Trovare immagini e ristamparle è oggi un gioco da ragazzi, grazie anche alle nuove tecnologie. Ecco quindi che sempre più giovani artisti decidono di mettere in mostra scatti “rubati” e filmati presi dall’archivio Prelinger opportunamente rimontati. Fino a ieri questa pratica era supportata da una certa critica “colta”, dagli pseudo-giornilisti dei magazine di tendenza e da gran parte delle gallerie d’alto bordo della scena internazionale. Ora però la corte ha espresso un verdetto, Prince ha letteralmente infranto le leggi sul copyright e deve pagare i danni, la sua non è arte ma plagio. L’artista che oggi decide di appropriarsi di opere ed immagini altrui per mettere insieme la sua bella mostra documentaristica dovrebbe ponderare gli effetti di questa causa che per 4 anni ha duramente impegnato il povero Cariou. Ed ancora: Cosa penseranno ora i collezionisti che da anni comprano a peso d’oro le opere di Prince?
Questa domanda dovrebbe far riflettere anche tutti quei collezionisti italiani che per troppo tempo si sono fatti letteralmente abbindolare da critici e curatori improvvisati come da dealers senza scrupoli. Siamo un poco tutti figli di Marcel Duchamp ma questo non significa che ognuno di noi sia libero di prendere un oggetto e trasformarlo in una propria opera d’arte. La pratica creativa è un impegno che richiede duri sforzi, anni di studio ed un serio impegno oltre che una rigorosa visione d’insieme.Tutto ciò dalle nostre parti, dove regnano le “libere professioni”, sembra essere una vera e propria chimera.
Micol Di Veroli
Jerry Hluang 4 Aprile 2011 il 13:35
Sono contento che tu abbia data evidenza a questa notizia ( l’avevo segnalata anche ad Artribune per sollevitare un dibattito sul tema).

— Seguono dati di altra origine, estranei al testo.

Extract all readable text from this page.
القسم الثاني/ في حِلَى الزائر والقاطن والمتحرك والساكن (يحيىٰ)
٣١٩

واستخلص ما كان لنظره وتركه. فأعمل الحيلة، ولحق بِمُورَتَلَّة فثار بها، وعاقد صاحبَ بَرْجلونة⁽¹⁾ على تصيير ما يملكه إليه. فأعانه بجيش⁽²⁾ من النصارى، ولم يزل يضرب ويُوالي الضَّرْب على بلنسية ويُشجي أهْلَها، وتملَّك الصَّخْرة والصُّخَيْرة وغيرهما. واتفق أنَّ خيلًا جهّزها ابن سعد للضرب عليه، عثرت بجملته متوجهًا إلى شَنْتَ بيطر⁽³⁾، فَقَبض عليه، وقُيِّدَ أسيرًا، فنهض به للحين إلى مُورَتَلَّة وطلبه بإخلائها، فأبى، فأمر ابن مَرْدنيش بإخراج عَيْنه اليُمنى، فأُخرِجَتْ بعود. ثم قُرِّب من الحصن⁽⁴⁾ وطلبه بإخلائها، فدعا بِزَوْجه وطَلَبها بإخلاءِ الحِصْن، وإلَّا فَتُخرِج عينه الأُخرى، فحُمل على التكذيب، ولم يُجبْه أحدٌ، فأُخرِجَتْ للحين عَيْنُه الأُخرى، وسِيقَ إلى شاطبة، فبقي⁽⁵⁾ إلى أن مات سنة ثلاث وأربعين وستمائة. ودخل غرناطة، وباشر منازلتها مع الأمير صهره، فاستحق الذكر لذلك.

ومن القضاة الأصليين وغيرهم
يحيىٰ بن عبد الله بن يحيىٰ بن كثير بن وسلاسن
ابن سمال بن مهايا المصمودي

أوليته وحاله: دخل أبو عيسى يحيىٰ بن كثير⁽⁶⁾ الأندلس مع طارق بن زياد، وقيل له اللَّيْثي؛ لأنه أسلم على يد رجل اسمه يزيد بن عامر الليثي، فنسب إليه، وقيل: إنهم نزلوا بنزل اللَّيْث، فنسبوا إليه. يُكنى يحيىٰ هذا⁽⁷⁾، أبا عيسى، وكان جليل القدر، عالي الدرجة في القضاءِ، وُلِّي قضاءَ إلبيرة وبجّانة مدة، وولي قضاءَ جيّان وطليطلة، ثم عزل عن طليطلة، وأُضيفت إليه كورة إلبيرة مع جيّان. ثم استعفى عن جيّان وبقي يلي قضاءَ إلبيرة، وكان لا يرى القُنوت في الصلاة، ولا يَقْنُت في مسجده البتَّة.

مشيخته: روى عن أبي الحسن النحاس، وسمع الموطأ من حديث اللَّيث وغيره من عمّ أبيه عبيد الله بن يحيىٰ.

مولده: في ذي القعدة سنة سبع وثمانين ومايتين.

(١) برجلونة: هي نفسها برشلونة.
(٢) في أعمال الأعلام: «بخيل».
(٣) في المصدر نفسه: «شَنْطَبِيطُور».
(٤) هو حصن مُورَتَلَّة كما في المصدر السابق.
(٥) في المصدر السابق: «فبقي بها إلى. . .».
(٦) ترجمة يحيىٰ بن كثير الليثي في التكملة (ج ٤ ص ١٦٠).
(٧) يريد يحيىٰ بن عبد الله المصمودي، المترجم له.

Siamo tutti nipotini di Duchamp … ma c’è una bella differenza tra il readymade ( oggetto d’uso comune ) e un opera d’arte altrui. D’altro canto ci sono anche le “citazioni” ee “appropriazioni” che con il cibo di media o con l’intervento dell’appriopiante mutano drasticamente il messaggio originario a volte capovolgendolo. Personalmente ho sempre fatto della “novita’ e originarieta’” un principio fondante del mio lavoro, ma data la diffusione di “appropriazioni” e “citazioni” mi picerebbe proprio si aprisse un serio dibattito di approfondimento sul tema, anche perché la sentenza (che ricordiamolo fa stato sul sul caso in esame) se estensivamente applicata potrebbe porre seri dubbi su lavori anche “storicizzati” considerati capolavori del contemporaneo. Quali i limiti accettabili della citazione e dell’appropriazione? Il giudizio del tecnico del diritto è, in astratto, sufficiente e soddisfacente?